By Matt Egan, CNN Business

Democratic Senator Chris Van Hollen called on US financial regulators to probe the disastrous IPO of Chinese ride-hailing company Didi.

“The SEC should thoroughly investigate this incident to see if investors were intentionally misled by Didi’s public disclosures,” Van Hollen told CNN Business in a statement.

Didi raised $4.4 billion by listing its shares on the New York Stock Exchange on June 30, marking the biggest US IPO by a Chinese company since 2014.

Within days, Didi’s share price collapsed, costing US investors dearly The selloff was triggered by a crackdown from China, which announced on July 4 it is banning Didi from app stores in the country because it poses cybersecurity risks and broke privacy laws.

Didi’s market value tumbled to $57 billion by Wednesday’s close, down from nearly $70 billion on its first day of trading. The stock dropped another 7% in premarket trading on Thursday morning as Chinese tech stocks tumbled.

“American investors need confidence that the companies that list on U.S. exchanges are not engaging in fraud and should have access to information on the risks posed by investing in foreign companies — especially those influenced by foreign governments,” Van Hollen, a Democrat from Maryland, said in the statement.

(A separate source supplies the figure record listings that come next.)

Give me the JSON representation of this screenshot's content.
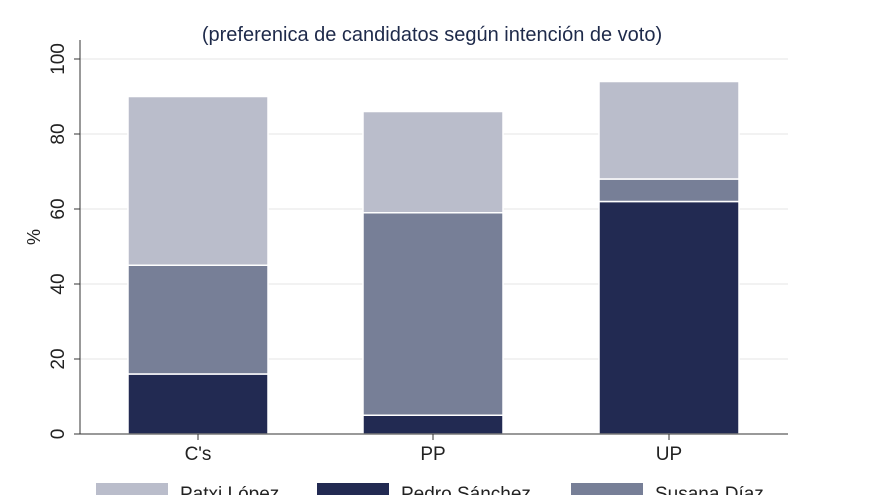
{
  "chart_data": {
    "type": "bar",
    "stacked": true,
    "title": "",
    "subtitle": "(preferenica de candidatos según intención de voto)",
    "xlabel": "",
    "ylabel": "%",
    "categories": [
      "C's",
      "PP",
      "UP"
    ],
    "ylim": [
      0,
      100
    ],
    "yticks": [
      "0",
      "20",
      "40",
      "60",
      "80",
      "100"
    ],
    "grid": true,
    "legend_position": "bottom",
    "series": [
      {
        "name": "Pedro Sánchez",
        "color": "#222a52",
        "values": [
          16,
          5,
          62
        ]
      },
      {
        "name": "Susana Díaz",
        "color": "#777f97",
        "values": [
          29,
          54,
          6
        ]
      },
      {
        "name": "Patxi López",
        "color": "#babdcb",
        "values": [
          45,
          27,
          26
        ]
      }
    ],
    "legend_order": [
      "Patxi López",
      "Pedro Sánchez",
      "Susana Díaz"
    ]
  }
}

In a statement on Sunday, Didi said it will “strive to rectify any problems, improve its risk prevention awareness and technological capabilities, protect users’ privacy and data security, and continue to provide secure and convenient services to its users.”

The SEC did not respond to repeated requests for comment.

Bipartisan outrage

Van Hollen championed a bill signed into law last year by former President Donald Trump that requires US-listed companies to be held to American auditing standards and establish they are not owned or controlled by a foreign government. Under the law, companies that fail to comply with US auditing standards for three years in a row will get kicked off US exchanges.

There is bipartisan outrage over the Didi situation. Republican Senator Marco Rubio told the Financial Times that it was “reckless and irresponsible” for Didi to be allowed to sell shares.

“Even if the stock rebounds, American investors still have no insight into the company’s financial strength because the Chinese Communist party block US regulators from reviewing the books,” Rubio told the UK newspaper. “That puts the investments of American retirees at risk and funnels desperately needed US dollars into Beijing.”